Saturday 27 January 2018



I set myself a new FB page. 
Instead of spamming my wall i can spam a page of which people will choose to stay put with my random wisdom quotes, by willingness.

Lmao.

I have wanted to do it for a long time.
I love poetic. But im no way close to Lang leav.
And i have so much things to talk about but not many of them can be publicly discussed. And all my friends are so far away from me. Imagine a book full of lives but sitting in a shelf with no attention given. Yea... that is me. 

And my blog is far from any sign of positivity. 
Thus it has been refrained from being share out and im hiding it time to time to prevent satelites and loud speakers to tell everyone my unpublic love story. 

Yet. Not yet. I dont know how and why and when it would be. Dont ask me. Decision is not in my hand. 
Leo has always been open. I would have wanted the world to be happy for me that im lovingly attached. I would love to share how nice it has been to finally call him mine. Or yet. Of cuz along with many hiccups and some dramatic nonsense and pms posts with lotsa unspoken sourness from just my point of unfair views. 

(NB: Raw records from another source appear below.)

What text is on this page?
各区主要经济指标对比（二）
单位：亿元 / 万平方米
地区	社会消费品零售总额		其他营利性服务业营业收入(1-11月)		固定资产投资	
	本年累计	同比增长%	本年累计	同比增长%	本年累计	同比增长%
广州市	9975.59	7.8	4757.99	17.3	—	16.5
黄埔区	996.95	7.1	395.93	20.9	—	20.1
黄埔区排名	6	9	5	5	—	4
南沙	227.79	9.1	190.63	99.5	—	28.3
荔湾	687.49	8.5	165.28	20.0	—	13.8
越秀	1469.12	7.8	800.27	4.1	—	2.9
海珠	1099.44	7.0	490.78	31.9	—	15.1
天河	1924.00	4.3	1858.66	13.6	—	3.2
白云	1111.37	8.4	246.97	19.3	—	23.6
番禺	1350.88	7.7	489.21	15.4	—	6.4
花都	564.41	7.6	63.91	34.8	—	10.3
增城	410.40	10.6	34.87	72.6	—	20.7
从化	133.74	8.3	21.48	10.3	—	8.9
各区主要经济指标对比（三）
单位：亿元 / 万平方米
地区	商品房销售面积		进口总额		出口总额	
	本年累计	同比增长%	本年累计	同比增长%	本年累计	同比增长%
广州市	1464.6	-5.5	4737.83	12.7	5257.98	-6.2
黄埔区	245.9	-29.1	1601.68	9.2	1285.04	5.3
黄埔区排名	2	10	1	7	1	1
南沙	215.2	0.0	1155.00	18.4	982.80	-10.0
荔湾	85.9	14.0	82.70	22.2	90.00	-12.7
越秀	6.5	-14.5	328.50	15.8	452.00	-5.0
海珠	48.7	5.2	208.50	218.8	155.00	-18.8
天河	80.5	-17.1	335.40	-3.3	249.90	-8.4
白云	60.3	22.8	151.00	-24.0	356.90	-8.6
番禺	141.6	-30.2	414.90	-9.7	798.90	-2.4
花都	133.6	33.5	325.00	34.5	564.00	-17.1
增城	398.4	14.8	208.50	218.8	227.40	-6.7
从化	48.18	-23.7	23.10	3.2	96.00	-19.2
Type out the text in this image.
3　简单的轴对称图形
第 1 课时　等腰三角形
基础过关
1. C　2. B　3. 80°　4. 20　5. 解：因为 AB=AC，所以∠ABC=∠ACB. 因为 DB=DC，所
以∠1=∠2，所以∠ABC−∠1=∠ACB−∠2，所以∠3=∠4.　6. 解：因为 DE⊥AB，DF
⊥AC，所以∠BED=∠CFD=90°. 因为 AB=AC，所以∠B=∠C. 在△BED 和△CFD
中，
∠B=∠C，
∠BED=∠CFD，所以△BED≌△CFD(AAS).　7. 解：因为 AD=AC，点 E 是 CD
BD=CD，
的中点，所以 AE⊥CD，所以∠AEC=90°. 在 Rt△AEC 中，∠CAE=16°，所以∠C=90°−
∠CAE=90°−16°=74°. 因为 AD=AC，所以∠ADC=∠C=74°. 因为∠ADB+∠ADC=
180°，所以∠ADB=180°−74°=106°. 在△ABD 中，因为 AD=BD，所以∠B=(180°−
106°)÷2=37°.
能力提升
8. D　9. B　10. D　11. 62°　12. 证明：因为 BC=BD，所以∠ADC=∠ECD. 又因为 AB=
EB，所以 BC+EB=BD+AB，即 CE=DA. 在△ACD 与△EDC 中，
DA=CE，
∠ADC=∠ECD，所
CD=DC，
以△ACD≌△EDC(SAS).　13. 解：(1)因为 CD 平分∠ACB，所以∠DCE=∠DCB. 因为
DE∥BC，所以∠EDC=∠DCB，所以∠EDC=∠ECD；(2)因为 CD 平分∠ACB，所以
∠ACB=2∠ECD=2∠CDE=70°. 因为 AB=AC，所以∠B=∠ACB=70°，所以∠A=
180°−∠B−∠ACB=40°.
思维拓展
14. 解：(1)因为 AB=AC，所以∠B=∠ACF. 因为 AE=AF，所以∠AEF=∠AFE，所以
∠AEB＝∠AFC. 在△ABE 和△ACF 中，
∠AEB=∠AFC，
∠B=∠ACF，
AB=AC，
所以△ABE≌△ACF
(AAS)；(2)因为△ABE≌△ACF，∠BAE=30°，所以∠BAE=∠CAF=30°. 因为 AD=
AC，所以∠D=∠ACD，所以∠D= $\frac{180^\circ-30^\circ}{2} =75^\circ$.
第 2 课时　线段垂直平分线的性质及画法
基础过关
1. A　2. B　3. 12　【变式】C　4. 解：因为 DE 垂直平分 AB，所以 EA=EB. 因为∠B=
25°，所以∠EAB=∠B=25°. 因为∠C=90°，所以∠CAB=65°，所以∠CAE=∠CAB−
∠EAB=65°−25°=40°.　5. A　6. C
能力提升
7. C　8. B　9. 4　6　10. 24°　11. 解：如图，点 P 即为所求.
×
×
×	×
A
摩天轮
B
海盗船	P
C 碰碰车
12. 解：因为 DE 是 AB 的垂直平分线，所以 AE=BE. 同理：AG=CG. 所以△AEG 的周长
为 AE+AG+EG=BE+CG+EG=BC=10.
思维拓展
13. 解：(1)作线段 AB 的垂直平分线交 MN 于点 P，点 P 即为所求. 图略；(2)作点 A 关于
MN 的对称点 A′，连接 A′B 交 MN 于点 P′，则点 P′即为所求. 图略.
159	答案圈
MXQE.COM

Im just playing along the rules.

The volcano is still young and immature. Before it stabilizes i guess it is wise everyone leave this volcano alone to work out its things. 

Yes. Let us work out fine and when things is finally right, my man will proudly acknowledge and announce our romance accordingly.

I bet he wont. But we will see. 

Does it matter?

As an assurance to my insecurities and my pride, yes it does matter.

...

I think i dont just have ocd. Im developing cronic multiple personality disorder too. Muahahaha...

Before the kind and lovely joanne came back into the picture.. imma gonna post this out and unprivate my account again.